The onset of inflammation and fibrosis in the liver is closely linked to the accumulation of oxidative stress. Oxidative stress is elevated when there is an imbalance between the generation of ROS and antioxidant pathways that remove ROS. ROS accumulation causes damage to cells and tissues by causing DNA damage and lipid peroxidation. TBARS is a marker of oxidative stress because of the excessive activity of NADPH and dysfunction of antioxidant defenses. In our study, AGA reduced TBARS accumulation and the expression of NADPH-related genes.

Our results suggest that AGA is effective for preventing the onset of NASH. The administration of AGA activated anti-inflammatory and antioxidant pathways, which has not been reported previously. Furthermore, AGA administration suppressed NADPH oxidase, the pathway that produces ROS and results in oxidative stress in the liver. Additionally, AGA administration prevented oxidative stress by increasing Gpx1, an enzyme that eliminates ROS. Furthermore, several possible factors, in addition to the suppression of ROS generation, may influence the suppression of hepatic inflammation pathways following AGA administration.

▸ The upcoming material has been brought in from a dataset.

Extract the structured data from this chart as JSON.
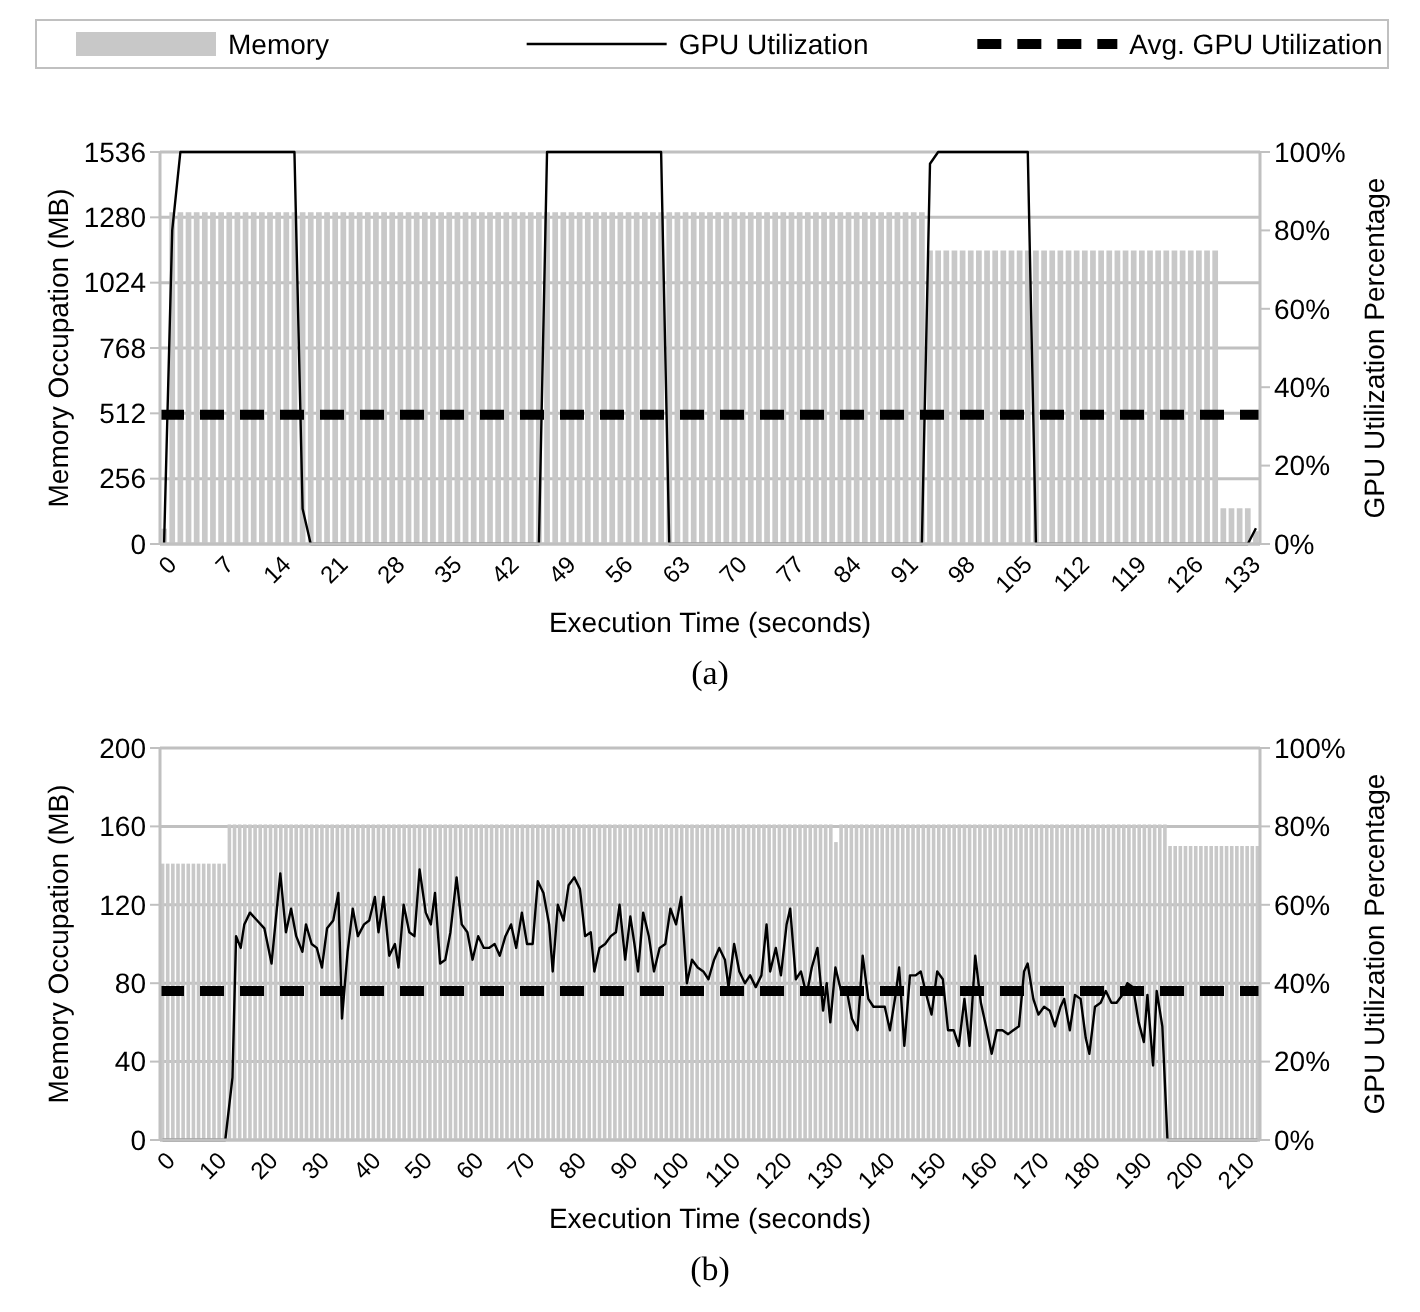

There were some limitations to the study. AGA contains β-glucan, some polyphenols, and vitamins, which are considered bioactive compounds [24], so AGA may not function alone, but rather with multiple putative bioactive compounds. To fully understand the characteristics of AGA, it is also important to evaluate it in further mice studies. A previous study suggested that A. brasiliensis KA21 reduces body fat and BMI in healthy humans [24]; however, the detailed mechanism of this is unclear. Further studies are needed to evaluate these effects in humans. When considering the application in humans, it is known that the diet of patients with NASH contains more than two-fold higher levels of fat and carbohydrates compared to that of healthy individuals [47]. Therefore, the NASH diet used in this study reflects the actual diet of patients with NASH.

We found that AGA may regulate and prevent the development of dietary-induced NASH onset at the molecular level. From these findings, AGA may be useful for preventing NASH.